Después de esto empezará el tiroteo sin tregua entre una fuerza descomunal y un
presidente aferrado a su legitimidad, acompañado por un exiguo grupo de amigos
personales que combatirán a su lado hasta el final, armados de revólveres, fusiles y
algunas bazucas, algunos llamarán a sus casas a despedirse por última vez. Después de
esto, Salvador Allende intentará una tregua en la que aceptaría dejar el cargo a cambio de
que se armara un gobierno transicional, sin él, que respetara las conquistas conseguidas
hasta entonces, y se escuchará la respuesta de Pinochet filtrada en la radio: “de ningún
modo amigo, muerto el perro se acaba la rabia”. Después de esto, los tanques de guerra
bombardearán La Moneda y los Hawker-Hunter estallarán sus misiles contra las paredes
del recinto presidencial, que comenzará a sucumbir bajo el fragor de las llamas. Augusto
Olivares se suicidará tras horas de combate al darse cuenta de que la causa se ha
perdido y el presidente pedirá un minuto de silencio en su honor en medio de la
arremetida.
Allende se rendirá, todos los que luchan a su lado conocerán su dimensión histórica
cuando les estreche la mano uno a uno y les agradezca con la serenidad de sus mejores
días. Después de esto, el presidente legítimo de un país morirá en su oficina, solo y
sembrando una eterna duda sobre su destino final. Morirá empuñando un fusil que será el
primero y último que utilice jamás en sus sesenta y cuatro años de vida. Algunos, como
Fidel Castro y García Márquez dirán que murió de pie, combatiendo, solo, cuando
evacuaron La Moneda y entraron a capturarlo. Su familia afirmará que se habrá suicidado,
propinando un golpe moral, intemporal, para quienes lo golpearon.

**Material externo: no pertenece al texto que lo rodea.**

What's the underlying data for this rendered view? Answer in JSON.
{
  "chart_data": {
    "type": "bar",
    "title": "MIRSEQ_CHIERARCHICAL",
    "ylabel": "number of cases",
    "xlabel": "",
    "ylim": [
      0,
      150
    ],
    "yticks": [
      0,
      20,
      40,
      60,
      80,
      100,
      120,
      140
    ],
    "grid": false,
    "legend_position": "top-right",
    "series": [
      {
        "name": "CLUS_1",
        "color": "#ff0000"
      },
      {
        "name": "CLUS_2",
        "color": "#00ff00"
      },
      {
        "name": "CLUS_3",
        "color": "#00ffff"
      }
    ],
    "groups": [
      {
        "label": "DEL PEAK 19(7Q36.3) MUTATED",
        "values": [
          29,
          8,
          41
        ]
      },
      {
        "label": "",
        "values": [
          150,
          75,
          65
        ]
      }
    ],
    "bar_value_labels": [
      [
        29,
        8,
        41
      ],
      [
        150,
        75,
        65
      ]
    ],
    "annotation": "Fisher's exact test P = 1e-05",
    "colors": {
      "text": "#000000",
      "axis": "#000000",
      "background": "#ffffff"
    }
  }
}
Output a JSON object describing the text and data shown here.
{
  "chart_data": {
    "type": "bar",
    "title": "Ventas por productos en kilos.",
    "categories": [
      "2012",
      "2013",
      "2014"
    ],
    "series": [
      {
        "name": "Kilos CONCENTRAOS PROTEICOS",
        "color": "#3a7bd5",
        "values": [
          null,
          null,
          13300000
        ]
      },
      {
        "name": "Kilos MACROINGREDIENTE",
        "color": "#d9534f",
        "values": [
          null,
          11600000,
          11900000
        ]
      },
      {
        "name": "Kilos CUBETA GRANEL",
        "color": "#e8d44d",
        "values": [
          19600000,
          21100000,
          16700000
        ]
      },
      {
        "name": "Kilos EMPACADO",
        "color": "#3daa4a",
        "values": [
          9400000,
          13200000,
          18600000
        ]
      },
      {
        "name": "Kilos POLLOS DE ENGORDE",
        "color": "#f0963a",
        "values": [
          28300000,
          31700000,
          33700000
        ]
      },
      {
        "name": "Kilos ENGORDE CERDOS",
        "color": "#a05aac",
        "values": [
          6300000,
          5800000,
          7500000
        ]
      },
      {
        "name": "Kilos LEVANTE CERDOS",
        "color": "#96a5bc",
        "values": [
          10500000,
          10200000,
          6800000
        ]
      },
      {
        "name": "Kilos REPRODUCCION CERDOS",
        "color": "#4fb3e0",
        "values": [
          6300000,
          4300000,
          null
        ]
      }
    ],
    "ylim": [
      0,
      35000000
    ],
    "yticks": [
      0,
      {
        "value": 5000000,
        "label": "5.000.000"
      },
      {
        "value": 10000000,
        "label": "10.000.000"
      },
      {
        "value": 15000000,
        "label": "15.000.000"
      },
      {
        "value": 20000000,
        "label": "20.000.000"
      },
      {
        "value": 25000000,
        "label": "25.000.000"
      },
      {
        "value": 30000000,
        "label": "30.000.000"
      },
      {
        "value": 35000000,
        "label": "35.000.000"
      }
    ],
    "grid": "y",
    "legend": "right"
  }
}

Después de esto la dignidad cambiará de nombre para siempre: se llamará Salvador
Allende. Esto ocurrirá el once, ahora es diez y las maniobras golpistas han empezado en
la noche. El médico y masón, amante de la vida, de las flores y del arte, Salvador Allende,
se halla en su casa ultimando detalles para la convocatoria a plebiscito.